Functions

Lambda Expressions

Single argument:

λ→ ₀ + 1              # Increment
λ→ ₀ × ₀              # Square
λ→ if ₀ > 0 then ₀ else -₀   # Absolute value

Multiple arguments (curried):

λ→ λ→ ₀ + ₁           # Two arguments: add
λ→ λ→ λ→ ₀ + ₁ + ₂    # Three arguments: sum

Multi-arg shorthand:

λ³→ ₀ + ₁ + ₂         # Three-argument lambda
λ⁴→ ₀ × ₁ × ₂ × ₃     # Four-argument lambda

ASCII: \-> for λ→

Function Declarations

Declarations use box-drawing syntax:

╭─ square : ℤ → ℤ
╰─ ₀ × ₀

Symbol	ASCII	Purpose
╭─	/-	Function header
│	\|	Contract lines
╰─	\-	Function body

With contracts:

╭─ safe_div : F → F → F
│  ⊢ ₀ ≠ 0
│  ⊨ abs(₀ × ₁ - ₂) < 0.0001
╰─ ₁ / ₀

Example — z-score normalization:

╭─ normalize : [n]F → [n]F
│  ⊢ len ₀ > 0
╰─ let arr ← ₀ ;
       μ ← sum arr / len arr ;
       σ ← √(sum ((arr ↦ (λ→ ₀ - μ)) ↦ (λ→ ₀ × ₀)) / len arr)
   in (arr ↦ (λ→ ₀ - μ)) ↦ (λ→ ₀ / σ)

Function Application

(λ→ ₀ + 1) 5          # Result: 6
(λ→ λ→ ₀ + ₁) 3 4    # Result: 7

Partial Application

All functions are curried.
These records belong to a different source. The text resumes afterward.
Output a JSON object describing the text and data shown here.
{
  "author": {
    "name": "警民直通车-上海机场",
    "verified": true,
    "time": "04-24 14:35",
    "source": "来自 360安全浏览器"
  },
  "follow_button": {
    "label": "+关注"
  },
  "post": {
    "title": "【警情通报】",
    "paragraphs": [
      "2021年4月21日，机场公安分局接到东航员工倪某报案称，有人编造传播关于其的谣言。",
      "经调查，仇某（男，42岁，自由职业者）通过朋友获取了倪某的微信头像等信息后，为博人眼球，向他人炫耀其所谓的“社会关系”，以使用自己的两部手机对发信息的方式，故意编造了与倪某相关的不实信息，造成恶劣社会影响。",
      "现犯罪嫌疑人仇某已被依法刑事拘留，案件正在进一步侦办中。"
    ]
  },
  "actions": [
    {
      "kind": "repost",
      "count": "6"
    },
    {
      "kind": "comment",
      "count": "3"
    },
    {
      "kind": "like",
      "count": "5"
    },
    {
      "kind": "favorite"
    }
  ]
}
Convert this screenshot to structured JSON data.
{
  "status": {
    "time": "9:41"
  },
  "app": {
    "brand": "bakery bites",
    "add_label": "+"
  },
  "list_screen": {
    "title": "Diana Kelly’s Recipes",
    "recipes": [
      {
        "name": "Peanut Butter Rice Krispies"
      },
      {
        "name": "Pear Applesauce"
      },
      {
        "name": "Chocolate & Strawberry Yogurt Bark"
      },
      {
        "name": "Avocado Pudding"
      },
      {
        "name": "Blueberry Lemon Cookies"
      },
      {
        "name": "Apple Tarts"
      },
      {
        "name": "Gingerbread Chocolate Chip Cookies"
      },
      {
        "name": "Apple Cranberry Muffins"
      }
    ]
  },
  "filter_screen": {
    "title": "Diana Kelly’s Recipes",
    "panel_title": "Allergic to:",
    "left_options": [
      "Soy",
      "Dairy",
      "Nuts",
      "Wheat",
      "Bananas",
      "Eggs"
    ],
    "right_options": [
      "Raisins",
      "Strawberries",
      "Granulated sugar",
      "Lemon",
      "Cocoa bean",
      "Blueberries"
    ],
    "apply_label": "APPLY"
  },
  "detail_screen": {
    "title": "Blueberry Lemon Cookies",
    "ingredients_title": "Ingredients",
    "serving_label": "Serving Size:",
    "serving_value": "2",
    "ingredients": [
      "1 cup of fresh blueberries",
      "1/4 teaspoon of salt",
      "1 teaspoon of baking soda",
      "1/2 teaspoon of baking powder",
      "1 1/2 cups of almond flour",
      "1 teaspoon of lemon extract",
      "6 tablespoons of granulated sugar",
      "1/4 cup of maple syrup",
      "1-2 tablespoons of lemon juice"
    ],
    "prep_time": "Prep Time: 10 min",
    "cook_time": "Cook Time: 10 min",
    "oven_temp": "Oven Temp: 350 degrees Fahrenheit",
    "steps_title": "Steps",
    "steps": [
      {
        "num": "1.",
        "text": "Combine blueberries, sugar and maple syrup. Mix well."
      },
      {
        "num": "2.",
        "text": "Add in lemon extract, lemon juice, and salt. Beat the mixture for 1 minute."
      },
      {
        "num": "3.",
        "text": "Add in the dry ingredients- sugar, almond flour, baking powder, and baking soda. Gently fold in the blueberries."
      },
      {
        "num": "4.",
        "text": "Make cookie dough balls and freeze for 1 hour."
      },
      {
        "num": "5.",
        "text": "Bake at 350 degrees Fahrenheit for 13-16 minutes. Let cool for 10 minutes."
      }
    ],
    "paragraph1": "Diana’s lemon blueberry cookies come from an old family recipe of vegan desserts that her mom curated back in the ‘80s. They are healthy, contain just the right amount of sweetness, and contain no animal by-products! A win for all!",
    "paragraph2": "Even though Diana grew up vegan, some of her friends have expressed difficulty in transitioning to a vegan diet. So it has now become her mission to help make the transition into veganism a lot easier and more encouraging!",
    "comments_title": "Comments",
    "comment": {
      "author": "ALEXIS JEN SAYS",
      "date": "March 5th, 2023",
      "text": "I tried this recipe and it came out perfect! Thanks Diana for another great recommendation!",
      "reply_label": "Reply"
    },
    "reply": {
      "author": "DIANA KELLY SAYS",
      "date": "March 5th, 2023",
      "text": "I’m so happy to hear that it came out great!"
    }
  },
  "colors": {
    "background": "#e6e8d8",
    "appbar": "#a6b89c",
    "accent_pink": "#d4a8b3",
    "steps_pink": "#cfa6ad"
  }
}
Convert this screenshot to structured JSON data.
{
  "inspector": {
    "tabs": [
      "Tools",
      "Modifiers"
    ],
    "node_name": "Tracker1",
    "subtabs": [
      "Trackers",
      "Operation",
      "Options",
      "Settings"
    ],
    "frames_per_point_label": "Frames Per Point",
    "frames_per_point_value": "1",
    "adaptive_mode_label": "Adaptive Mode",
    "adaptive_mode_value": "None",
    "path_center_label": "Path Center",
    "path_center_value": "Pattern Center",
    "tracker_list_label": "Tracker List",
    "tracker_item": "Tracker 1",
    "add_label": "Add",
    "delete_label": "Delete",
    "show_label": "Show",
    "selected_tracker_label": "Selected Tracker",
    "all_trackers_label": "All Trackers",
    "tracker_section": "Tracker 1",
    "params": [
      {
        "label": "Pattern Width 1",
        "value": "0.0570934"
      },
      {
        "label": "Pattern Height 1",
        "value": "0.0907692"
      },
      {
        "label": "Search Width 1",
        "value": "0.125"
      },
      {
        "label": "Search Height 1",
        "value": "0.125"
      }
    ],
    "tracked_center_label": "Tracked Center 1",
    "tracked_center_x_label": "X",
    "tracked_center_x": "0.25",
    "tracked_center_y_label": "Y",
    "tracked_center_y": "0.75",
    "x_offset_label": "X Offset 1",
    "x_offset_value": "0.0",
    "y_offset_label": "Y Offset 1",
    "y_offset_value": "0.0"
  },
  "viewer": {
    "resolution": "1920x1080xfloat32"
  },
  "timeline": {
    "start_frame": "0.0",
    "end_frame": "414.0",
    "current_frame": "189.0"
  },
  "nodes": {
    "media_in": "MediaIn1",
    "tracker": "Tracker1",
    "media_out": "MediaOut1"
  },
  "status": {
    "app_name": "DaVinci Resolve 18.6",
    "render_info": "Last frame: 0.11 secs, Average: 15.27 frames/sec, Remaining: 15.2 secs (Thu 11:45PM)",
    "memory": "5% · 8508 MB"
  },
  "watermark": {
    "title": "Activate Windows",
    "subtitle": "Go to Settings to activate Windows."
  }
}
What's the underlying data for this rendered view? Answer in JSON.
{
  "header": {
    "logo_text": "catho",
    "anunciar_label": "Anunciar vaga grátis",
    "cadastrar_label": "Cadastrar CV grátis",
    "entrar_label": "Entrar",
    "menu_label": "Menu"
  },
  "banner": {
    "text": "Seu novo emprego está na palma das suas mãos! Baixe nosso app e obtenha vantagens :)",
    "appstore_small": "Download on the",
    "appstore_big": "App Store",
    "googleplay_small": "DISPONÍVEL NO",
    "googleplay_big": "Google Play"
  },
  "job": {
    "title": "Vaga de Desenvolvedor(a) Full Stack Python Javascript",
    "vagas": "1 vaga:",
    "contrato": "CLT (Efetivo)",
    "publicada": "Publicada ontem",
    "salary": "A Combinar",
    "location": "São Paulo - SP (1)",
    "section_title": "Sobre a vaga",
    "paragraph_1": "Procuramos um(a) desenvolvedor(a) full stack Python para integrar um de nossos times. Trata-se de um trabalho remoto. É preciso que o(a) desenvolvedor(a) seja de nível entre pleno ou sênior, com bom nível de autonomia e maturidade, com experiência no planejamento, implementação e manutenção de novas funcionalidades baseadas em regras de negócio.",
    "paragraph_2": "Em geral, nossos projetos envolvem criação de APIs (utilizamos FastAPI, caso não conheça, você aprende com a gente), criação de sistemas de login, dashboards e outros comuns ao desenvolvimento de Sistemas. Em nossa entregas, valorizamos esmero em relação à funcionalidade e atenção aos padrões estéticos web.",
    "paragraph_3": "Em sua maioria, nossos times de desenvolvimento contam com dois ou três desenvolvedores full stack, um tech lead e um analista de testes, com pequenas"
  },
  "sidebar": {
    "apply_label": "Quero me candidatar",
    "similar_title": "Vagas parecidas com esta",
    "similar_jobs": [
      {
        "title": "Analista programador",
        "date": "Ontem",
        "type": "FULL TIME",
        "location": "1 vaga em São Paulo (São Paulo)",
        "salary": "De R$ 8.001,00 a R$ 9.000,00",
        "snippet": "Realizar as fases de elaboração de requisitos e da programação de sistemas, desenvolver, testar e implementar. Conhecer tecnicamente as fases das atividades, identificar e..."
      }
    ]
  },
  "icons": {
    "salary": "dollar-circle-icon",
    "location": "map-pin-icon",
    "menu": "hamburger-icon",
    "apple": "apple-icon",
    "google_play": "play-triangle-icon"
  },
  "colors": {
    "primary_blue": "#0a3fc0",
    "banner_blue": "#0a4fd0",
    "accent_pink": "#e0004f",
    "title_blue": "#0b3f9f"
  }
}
Applying fewer arguments than needed returns a partial application:

let add = λ→ λ→ ₀ + ₁ in
let add5 = add 5 in
add5 10
# Result: 15

Recursive Functions

Functions can call themselves by name:

╭─ factorial : ℤ → ℤ
╰─ if ₀ ≤ 1 then 1 else ₀ × factorial (₀ - 1)